Reversible Inequality Comparators are synthesized in [Hossain09]. As we know, they act upon sets of two inputs. Those two inputs are representative of connected nodes’ color encoding. If these two inputs binary strings are the same, then they violated coloring rule and output of the C block will be “0”. The quantum oracle is to run through every possible color configuration of inputs (see Figs 15.2.2 and 15.2.3); only a small subset are solutions. In order to determine whether it is a solution, we run the representative inputs through the comparators. The C comparators outputs are then forwarded into an AND gate at the bottom left to determine whether the configuration is a solution. This part is the same as in the decision oracle.

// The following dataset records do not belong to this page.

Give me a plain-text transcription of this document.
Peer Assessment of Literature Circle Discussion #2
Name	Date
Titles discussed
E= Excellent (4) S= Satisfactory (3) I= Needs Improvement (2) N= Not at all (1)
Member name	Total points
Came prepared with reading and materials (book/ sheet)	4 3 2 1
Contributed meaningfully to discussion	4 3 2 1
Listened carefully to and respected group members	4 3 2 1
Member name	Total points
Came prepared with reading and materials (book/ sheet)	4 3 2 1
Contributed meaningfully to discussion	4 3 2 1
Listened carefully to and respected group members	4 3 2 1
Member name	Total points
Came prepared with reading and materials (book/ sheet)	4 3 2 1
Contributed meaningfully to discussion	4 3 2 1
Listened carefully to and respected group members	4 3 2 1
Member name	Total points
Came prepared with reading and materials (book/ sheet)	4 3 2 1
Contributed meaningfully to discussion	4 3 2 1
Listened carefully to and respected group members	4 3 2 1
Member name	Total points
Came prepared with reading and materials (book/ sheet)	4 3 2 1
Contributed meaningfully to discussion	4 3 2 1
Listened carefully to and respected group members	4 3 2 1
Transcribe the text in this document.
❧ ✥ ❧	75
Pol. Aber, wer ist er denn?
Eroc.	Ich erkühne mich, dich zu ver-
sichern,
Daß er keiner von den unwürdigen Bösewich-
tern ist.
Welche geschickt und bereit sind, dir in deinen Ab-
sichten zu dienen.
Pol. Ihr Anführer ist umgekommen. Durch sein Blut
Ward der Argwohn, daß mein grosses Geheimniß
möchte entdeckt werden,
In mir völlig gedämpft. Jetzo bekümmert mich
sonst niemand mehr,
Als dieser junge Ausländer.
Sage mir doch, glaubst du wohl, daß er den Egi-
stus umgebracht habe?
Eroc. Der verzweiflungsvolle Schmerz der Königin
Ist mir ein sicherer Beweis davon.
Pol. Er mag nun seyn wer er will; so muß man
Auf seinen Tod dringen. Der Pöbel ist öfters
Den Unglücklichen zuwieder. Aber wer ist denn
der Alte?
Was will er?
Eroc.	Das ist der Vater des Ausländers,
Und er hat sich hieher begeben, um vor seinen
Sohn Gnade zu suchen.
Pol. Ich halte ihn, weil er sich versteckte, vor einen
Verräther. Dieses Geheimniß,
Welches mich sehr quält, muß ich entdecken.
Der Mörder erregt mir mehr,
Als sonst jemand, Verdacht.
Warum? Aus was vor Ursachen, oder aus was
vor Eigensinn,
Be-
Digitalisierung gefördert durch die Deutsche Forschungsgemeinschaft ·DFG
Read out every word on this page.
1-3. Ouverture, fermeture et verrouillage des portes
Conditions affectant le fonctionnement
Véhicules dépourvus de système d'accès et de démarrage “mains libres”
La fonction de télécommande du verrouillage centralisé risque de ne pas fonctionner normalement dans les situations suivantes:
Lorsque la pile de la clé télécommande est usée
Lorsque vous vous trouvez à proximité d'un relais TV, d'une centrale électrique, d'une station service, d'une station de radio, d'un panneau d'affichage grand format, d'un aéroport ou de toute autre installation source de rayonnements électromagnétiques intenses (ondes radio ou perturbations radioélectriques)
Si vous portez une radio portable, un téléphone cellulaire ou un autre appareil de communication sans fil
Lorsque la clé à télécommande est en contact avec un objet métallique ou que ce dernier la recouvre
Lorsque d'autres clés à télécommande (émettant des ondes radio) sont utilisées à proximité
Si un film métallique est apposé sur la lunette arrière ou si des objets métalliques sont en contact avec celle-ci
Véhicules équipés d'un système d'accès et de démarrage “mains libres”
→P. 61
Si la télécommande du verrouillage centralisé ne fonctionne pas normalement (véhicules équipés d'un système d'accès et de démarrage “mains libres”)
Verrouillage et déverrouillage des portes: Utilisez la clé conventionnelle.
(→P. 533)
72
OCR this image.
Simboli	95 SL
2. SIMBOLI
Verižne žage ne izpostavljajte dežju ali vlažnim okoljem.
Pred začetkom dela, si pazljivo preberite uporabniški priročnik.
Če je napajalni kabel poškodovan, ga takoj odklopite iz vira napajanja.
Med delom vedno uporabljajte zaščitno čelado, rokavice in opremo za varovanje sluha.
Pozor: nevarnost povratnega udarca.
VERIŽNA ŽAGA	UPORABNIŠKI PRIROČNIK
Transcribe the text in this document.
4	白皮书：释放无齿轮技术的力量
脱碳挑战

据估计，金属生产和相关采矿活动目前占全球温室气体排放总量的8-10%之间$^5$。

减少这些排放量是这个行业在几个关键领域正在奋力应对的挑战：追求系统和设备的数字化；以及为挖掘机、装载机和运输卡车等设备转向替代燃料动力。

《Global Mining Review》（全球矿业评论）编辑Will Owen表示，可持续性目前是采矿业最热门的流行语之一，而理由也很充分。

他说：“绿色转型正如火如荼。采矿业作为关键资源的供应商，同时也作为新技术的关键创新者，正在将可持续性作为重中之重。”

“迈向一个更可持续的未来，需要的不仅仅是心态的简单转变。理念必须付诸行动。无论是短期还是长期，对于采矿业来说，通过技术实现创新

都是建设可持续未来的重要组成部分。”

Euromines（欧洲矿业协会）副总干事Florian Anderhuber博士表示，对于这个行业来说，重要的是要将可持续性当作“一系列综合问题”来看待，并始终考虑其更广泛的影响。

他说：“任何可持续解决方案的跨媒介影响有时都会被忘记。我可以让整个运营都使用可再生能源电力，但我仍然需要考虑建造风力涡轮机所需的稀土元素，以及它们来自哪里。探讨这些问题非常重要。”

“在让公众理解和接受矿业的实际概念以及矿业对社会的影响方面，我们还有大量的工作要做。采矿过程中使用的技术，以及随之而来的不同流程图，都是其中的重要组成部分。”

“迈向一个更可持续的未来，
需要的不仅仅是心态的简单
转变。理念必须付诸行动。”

15.3.3.2. The Sorter/Absorber Circuit SAP.

One block of sorter/absorber is presented in Fig. 15.3.2. In the entire sorter/absorber circuit the inputted color encodings are sorted. If two inputs are the same for different nodes (same color used more than once), then only one will be outputted and all other same input colors will be “absorbed” (removed). This combinational circuit sorts and absorbs colors such that all inputs will be sorted from the “smallest” to the “largest” and each color will appear only once at the output of Sorter/Absorber. This is a general circuit to convert a list of items with repetitions to a set with no repeated elements, designed in full detail in [Hossain09]. It has several applications in other quantum oracles to solve constraint satisfaction problems. The entire circuit is large and complicated. Here we give only some of the blocks and we do not show the complete layout that includes CNOT gates for copying and SWAP gates to be able to combine all blocks together. The block from Fig. 15.3.2 is repeated two times in the odd column, one time in the even column, and next these two columns are repeated 2 times. Many mirror circuits are also necessary, as discussed in sect. 15.4. Order of inputs a, b should be changed according to the order from oracle. This is done using SWAP gates.

(a)

Fig. 15.3.2: (a) One block of sorter absorber. We call it sorter/absorber processor. (b) The schematics illustrating the use of SWAP gates.

Fig. 15.3.3: (a) Graph coloring oracle – decision part. Order of inputs a, b should be changed according to the order from oracle. This is done using SWAP gates. (b) Preprocessing of the circuit from Fig. 15.3.3a using SWAP gates to change order of variables, (c) Inverse circuit-mirror for the decision oracle part.